The important thing here, is that Passan is writing an article praising Curtis Granderson and the "new breed" of power-hitting leadoff guys... and he ADMITS that Soriano is "misplaced" in the Cubs lineup, thus contradicting his entire fucking premise. This is why these posts are so long.

It [foot-speed] is managers’ last gasp at the classic leadoff hitter instead of one who resembles Rickey Henderson, baseball’s greatest power-and-speed combination at the top of the lineup since Ty Cobb.

Then here's the real question. What was more vital to Rickey Henderson's success? His "power-and-speed"? Or his ability to work counts, draw walks, and get on base?

Case in point... Henderson hit 297 career home runs. And stole 1406 bases at a success rate of just under 81%. For his career, he averaged a home run every 45 plate appearances. And as we know, stealing bases at an 81% rate really doesn't help an offense very much (because people have researched these facts extensively, and we trust facts.)

Power-and-speed: 1 homer every 45 times at the plate, minimal benefit from stolen bases.

Rickey on-based .401 for his career, with peaks of .420, .419, .423, .439, .432 and another .423 at 40 years old. In 25 seasons, Henderson made more than 400 outs 6 times. Alfonso Soriano, in comparison, has made 400+ outs in every full season he's ever played and has broken 500 twice. Juan Pierre has made 500+ outs in 5 straight years.

Walking/Getting On Base: Once every 4 games, Rickey Henderson is on base when Curtis Granderson is sitting on the bench after having made an out.
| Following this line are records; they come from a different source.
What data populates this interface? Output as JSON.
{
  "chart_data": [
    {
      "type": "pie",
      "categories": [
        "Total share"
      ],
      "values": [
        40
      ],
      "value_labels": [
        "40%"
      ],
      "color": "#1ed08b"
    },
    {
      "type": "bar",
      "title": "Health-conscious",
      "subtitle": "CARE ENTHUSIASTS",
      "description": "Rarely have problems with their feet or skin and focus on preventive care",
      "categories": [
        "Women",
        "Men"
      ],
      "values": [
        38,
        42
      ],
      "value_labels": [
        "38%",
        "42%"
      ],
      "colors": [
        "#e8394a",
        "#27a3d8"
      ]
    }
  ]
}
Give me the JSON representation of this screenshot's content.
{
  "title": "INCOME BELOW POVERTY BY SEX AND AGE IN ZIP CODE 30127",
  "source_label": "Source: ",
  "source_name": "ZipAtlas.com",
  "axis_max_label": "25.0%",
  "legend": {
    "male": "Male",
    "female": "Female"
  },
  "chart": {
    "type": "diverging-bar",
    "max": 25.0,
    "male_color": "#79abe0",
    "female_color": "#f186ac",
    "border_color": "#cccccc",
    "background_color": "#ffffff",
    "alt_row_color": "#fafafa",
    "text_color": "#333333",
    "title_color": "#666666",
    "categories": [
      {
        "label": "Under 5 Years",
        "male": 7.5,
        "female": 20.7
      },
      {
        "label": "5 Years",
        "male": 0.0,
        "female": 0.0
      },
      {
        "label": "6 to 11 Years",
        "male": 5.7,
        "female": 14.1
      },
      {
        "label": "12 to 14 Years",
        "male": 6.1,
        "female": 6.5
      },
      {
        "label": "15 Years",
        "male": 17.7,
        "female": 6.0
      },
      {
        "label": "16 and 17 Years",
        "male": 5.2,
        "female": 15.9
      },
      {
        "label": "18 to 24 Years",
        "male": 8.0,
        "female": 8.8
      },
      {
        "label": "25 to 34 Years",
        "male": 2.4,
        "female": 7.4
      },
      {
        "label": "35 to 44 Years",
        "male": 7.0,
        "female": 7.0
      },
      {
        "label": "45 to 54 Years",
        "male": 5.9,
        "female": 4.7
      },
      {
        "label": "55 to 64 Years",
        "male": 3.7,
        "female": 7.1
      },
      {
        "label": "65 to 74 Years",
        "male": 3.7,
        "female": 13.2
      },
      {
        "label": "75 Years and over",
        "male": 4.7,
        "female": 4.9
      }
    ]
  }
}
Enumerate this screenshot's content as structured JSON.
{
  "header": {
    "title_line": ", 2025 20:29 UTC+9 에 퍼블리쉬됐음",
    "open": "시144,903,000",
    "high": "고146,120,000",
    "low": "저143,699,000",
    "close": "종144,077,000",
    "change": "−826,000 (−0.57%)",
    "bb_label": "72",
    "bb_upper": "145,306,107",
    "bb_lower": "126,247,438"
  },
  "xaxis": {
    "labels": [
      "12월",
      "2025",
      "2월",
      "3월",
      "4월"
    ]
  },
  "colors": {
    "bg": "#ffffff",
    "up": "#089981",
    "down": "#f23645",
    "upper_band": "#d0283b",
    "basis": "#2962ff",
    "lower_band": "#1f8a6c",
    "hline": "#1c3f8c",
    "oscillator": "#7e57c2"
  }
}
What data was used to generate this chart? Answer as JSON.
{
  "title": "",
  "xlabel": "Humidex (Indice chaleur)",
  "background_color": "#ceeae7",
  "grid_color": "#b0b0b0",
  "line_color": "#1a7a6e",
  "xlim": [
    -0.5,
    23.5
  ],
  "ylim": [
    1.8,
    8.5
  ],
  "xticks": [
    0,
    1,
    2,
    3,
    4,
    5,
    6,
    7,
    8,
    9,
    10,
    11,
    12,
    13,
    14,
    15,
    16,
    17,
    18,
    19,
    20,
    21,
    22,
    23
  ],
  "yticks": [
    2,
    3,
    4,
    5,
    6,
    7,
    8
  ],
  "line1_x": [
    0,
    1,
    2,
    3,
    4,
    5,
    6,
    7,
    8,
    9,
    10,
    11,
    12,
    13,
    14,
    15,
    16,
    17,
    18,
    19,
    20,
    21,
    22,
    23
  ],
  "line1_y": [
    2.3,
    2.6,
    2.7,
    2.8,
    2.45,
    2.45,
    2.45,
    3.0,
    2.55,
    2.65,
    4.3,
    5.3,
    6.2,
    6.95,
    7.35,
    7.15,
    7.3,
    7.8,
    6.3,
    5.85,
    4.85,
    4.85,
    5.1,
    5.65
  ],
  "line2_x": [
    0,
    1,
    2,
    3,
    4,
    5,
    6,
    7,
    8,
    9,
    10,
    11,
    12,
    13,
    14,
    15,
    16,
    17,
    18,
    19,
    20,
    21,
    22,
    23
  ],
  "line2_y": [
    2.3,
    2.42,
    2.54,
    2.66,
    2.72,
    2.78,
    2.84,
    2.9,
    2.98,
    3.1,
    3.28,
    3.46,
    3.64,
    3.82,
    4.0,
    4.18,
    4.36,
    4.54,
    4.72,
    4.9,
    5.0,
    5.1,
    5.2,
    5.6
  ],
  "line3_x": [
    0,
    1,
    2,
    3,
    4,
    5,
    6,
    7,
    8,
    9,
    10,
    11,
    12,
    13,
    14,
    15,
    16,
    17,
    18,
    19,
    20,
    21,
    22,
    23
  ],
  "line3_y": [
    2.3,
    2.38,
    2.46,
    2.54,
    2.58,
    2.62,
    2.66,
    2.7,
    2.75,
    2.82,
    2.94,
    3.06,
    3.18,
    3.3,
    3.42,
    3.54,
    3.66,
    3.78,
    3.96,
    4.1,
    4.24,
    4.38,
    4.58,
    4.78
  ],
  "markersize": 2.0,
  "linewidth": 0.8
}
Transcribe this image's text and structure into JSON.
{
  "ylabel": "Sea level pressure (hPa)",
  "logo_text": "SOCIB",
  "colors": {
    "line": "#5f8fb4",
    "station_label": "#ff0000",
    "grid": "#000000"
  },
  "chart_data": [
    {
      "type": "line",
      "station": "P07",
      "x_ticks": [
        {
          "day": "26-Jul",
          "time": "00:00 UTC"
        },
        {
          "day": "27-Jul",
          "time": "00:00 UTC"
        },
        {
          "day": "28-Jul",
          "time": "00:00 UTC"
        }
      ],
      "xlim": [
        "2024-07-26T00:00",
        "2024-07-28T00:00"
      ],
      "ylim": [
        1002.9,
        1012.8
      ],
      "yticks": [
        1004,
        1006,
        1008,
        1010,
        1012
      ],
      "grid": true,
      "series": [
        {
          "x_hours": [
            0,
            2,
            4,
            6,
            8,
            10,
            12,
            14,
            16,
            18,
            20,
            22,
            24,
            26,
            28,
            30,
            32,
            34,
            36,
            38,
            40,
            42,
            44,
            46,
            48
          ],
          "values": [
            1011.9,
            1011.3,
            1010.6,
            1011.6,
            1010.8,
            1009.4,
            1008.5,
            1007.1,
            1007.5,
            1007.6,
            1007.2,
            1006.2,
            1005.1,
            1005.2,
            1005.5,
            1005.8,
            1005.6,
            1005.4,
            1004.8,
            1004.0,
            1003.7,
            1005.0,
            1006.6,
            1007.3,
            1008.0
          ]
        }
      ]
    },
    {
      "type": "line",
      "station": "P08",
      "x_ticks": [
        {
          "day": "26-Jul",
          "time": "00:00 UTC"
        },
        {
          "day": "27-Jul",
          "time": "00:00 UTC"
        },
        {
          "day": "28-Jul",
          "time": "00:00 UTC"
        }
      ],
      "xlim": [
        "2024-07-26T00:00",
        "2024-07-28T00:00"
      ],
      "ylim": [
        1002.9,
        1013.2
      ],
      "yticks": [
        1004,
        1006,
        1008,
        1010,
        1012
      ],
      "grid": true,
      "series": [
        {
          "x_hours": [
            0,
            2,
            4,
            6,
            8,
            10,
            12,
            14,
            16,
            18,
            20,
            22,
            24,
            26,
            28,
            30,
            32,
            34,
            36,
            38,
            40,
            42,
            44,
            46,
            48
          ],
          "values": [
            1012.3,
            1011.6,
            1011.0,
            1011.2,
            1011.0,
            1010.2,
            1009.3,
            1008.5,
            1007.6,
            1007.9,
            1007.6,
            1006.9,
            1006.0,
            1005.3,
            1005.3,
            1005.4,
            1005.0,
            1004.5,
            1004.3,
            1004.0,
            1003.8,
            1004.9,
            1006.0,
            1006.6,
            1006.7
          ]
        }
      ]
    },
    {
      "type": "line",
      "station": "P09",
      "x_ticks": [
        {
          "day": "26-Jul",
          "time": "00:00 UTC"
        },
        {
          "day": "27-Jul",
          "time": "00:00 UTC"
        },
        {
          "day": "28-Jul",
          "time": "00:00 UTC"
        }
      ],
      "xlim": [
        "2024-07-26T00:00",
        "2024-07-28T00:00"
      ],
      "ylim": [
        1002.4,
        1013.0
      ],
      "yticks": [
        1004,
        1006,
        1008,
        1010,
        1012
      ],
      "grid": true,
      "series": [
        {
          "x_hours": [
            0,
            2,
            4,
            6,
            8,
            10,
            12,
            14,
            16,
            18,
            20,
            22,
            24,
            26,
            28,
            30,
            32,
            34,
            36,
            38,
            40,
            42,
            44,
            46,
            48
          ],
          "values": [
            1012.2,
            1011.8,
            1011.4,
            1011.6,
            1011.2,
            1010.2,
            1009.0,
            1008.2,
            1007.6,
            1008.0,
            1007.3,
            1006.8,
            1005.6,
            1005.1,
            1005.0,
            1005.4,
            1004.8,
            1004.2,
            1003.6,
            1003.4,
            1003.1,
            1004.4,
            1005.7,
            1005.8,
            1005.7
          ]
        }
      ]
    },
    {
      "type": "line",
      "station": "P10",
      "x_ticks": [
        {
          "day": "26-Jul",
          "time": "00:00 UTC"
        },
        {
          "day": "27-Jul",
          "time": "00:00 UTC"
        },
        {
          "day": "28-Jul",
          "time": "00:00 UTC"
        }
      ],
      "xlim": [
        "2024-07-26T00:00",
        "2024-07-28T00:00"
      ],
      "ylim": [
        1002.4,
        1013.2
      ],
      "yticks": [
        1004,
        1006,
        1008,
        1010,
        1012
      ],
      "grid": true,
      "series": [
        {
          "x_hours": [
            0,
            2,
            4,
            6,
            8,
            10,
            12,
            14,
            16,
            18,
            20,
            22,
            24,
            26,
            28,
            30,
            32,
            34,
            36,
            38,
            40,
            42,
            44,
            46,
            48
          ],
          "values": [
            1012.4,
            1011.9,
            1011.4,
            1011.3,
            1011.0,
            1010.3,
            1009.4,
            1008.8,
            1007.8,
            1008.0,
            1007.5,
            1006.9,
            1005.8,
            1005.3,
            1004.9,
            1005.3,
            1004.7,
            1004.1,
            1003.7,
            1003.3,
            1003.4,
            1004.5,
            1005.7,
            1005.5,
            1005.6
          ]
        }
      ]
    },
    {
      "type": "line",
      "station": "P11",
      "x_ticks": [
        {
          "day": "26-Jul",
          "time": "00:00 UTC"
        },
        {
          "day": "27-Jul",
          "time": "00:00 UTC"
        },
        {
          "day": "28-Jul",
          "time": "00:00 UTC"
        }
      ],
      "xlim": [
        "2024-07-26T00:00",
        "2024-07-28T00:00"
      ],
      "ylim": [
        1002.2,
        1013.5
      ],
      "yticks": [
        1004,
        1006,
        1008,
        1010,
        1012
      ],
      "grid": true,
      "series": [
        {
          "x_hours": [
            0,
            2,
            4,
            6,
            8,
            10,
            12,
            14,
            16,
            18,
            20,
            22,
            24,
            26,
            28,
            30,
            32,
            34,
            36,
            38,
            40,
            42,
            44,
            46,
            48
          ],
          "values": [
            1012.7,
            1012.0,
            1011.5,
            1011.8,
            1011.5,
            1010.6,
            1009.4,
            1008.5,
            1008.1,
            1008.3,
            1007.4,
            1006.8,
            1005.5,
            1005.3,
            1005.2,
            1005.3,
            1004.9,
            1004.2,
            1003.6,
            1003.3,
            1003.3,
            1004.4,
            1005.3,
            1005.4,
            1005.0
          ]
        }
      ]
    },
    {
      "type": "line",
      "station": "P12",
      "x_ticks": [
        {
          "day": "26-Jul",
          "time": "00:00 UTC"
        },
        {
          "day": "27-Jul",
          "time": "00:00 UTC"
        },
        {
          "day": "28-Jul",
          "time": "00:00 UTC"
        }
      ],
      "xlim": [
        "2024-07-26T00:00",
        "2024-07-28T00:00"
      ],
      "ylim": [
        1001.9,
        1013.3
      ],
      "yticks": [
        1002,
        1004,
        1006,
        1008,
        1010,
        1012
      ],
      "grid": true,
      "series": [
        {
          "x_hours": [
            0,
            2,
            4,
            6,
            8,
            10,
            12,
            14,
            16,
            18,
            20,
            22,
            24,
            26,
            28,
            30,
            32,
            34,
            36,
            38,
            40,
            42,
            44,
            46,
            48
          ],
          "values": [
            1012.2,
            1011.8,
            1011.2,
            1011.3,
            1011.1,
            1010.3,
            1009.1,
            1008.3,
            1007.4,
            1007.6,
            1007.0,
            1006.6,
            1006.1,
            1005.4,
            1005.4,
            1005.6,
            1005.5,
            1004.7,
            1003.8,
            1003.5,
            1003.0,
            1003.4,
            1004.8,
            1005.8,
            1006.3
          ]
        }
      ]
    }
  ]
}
“I had Bonds hit a lot of leadoff home runs,” Leyland said.

Jim Leyland, speaking proudly about batting Barry Bonds in the lead-off spot... but at least Bonds was getting on base at an above-average rate. Still fucking stupid.

No one said being Leadoff 2.0 is easy. Which is just how Granderson likes it.

Umm... what? No one said it's easy? Which is just how he likes it? What are you saying here Jeff Passan? Are you saying that he likes it easy? So then Curtis Granderson hates being "Leadoff 2.0" because it's not easy, and he likes it easy?

Wit only looks witty if it makes sense dude.